Topics on grief as a tunnel have been in and out of the pages of the readings that I have been through, except that the tunnel is not only dark, but it is also rough, and stumbling blocks are everywhere. This is what makes grief more difficult. Until now, I cannot fully accept that my husband is gone. I was told that I would imagine him to be out in another country and never return to ease the pain or accept that his time is up and he already served his purpose in this life according to God’s plan, which I must and should do. “My heart needs more time to accept what my mind already knows.” I must admit that I cannot go through the dark and rough tunnel alone, I need help, and that help can only come from God, who I have been wrestling with.
I used to be a confident, strong person, as people would describe me, and I realized that my husband made me feel confident and strong because he believed in me. He cheered on me every time I cast doubts on what I do, especially my decisions towards work and my students, and more importantly, he kept reminding me to pray. (This is one thing we will never forget of him. He always tells us to pray before we make a decision, even in simple things) and when we lost him, everything turned around, and after my real encounter with my children, I need to get up. It will be difficult to be strong without my husband, but I need to; I have no choice but to endure the pain to bring them to my fold and protect them just as my darling protected us, our safety net here. We are now vulnerable to all kinds of harm- physically, at least humanly speaking; with him around, we were assured that no bad people could harm us; he is going to “fight for us,” which he did until his last days.
I have always been on my knees and always keep in mind that the Lord is there, I have given up on life already, and I am ready if He is going to take me home too. But, I am afraid that I am way ahead of Him as I am also scared for my children. The devil can also take advantage of my vulnerability to trouble my wounded soul further.

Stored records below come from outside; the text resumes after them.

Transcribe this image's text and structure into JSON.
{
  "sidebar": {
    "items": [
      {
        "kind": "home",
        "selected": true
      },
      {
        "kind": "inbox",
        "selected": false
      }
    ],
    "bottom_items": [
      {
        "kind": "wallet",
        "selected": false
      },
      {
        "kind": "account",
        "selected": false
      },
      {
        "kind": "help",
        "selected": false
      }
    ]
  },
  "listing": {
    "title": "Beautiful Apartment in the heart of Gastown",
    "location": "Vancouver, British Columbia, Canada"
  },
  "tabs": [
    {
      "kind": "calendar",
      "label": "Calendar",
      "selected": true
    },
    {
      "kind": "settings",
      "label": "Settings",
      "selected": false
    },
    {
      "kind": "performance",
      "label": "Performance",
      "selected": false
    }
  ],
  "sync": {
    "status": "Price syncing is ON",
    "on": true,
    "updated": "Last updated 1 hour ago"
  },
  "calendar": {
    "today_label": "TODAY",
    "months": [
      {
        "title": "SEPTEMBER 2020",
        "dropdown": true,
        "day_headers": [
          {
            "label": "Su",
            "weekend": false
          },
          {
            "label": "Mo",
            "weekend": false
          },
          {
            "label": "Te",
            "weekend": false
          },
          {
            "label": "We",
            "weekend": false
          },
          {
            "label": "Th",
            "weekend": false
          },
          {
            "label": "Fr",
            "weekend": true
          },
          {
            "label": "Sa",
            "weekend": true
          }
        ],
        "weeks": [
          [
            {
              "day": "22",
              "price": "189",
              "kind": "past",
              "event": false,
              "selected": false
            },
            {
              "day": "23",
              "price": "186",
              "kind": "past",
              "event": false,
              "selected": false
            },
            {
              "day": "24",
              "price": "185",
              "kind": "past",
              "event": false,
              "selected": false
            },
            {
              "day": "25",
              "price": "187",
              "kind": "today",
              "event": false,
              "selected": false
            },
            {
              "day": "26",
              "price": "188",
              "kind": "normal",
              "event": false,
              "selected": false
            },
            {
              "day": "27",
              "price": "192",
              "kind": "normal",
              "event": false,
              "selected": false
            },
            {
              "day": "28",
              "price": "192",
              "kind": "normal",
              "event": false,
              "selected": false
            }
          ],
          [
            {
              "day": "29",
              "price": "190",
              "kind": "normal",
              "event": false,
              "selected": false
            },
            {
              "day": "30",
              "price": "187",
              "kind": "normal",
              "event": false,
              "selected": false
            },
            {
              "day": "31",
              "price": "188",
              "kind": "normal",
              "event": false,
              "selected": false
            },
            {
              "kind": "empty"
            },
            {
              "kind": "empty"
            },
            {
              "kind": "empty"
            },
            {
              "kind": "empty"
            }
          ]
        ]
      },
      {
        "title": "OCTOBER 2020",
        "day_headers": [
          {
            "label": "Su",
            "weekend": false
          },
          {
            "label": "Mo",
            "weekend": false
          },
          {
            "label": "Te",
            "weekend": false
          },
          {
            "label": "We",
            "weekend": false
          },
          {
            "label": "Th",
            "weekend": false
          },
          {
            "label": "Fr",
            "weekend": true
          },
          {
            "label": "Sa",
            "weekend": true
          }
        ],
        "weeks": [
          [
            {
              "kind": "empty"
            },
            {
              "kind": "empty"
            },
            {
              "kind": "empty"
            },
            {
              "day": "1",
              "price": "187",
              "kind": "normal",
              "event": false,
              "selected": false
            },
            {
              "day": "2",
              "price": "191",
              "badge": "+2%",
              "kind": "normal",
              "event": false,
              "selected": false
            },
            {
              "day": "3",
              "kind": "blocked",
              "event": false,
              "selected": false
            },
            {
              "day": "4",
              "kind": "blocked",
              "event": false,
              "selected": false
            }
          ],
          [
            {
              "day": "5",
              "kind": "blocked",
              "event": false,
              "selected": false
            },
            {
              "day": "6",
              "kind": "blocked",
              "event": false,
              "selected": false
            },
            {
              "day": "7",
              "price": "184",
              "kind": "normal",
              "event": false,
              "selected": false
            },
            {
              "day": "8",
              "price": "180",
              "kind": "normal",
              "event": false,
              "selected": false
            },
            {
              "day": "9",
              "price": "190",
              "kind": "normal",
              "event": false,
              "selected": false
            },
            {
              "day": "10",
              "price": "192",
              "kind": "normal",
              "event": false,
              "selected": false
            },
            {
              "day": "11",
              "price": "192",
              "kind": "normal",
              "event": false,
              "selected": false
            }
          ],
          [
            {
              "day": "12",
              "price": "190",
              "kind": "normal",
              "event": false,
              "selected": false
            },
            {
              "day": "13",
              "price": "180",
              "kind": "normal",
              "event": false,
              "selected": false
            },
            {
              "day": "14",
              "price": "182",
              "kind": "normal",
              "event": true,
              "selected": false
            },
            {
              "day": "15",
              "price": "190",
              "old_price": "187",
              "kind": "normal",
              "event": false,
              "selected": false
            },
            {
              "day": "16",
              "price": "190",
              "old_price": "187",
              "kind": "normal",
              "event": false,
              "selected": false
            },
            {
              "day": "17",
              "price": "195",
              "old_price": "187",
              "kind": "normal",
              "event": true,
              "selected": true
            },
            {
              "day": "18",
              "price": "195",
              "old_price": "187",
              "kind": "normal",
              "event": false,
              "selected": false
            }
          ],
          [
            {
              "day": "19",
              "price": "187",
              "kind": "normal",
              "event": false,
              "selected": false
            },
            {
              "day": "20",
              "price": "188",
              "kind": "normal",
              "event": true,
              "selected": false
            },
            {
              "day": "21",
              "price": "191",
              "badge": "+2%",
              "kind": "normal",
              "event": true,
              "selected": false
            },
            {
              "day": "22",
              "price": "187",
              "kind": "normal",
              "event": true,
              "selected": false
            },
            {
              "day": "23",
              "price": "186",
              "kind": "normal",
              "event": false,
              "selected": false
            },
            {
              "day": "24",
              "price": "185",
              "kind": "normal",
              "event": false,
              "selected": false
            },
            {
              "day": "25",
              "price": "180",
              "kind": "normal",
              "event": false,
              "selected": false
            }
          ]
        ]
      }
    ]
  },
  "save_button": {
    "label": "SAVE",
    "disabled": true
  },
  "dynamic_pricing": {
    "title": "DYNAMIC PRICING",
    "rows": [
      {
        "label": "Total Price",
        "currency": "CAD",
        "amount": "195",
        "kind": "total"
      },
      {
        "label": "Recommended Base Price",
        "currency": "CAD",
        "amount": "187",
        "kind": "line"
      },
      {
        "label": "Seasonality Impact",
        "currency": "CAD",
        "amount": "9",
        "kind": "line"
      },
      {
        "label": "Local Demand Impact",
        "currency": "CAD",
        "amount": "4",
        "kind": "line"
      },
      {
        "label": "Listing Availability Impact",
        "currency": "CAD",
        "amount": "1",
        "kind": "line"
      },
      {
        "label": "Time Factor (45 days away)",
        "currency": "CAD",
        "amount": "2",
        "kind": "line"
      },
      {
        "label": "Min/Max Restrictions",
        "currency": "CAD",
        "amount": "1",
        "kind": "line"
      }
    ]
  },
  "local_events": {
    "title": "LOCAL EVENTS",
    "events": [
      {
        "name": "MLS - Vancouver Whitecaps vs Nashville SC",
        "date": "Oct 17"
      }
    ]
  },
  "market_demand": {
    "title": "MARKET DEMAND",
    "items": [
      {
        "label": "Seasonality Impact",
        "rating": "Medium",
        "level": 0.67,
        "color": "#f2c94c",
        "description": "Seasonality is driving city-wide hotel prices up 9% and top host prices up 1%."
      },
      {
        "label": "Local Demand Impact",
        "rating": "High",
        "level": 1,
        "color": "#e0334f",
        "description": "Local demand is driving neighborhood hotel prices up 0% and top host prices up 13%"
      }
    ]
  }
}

My children are my inspiration now. They are my biggest support system throughout this journey. I truly appreciate how they patiently take care of me, hug and weep, and remind me of good memories of their papa and validates that their papa loves me very much. They saw how their papa took the first steps to woo me back when we have disagreements, which is not typical of him and his personality. Added to that, they know how poetic he is reading from our love letters. They are first-hand witnesses of the negative emotions like denial, loneliness, rejection, confusion, helplessness, anxiety, disappointment, anger, sadness, resentment, inadequacy, vindictiveness, depression, pain, loss, anguish, dismay, sorrow, abandonment, apathy, distrust, lack of control and positive emotions of laughter, hope, faith in between. They were able to endure these “explosive” emotions and are continuing. I am beginning to see their hardship and bravery to keep me going. My darling indeed, true to his word, “Many of us may not have possessions for our children to inherit. The best inheritance that we could give them is a godly inheritance.”
CS Lewis, in his book, A Grief Observed, clearly summarize this experience, “Grief is like a bomber round and dropping its bombs each time the circle brings it overhead; physical pain is like the steady barrage on a trench in World War One, hours of it with no let-up for a moment. Thought is never static; pain often is.”
Many people wanted me to rejoin life again just what I used to, to pick up the broken pieces, the small, sharp edges that hurt the most. It will be a long hard journey to healing, and I am willing to go through it even if it is painful because the empty space that occupied an entire part of my being is from someone who loved me beautifully. My darling is God’s greatest blessing to me; many people never get the experience of loving and being loved back by someone that much.
I know my love for him will move right along with me, into the life we have built and continue to grow become my motivation to move forward. How I long for that day that my darling will be looking down on me with approval and confidence that I will be able handle necessary things here until it is my time to depart.
“How long must I wrestle with my thoughts and every day have sorrow in my heart? How long will my enemy triumph over me?” (Psalm 13:2).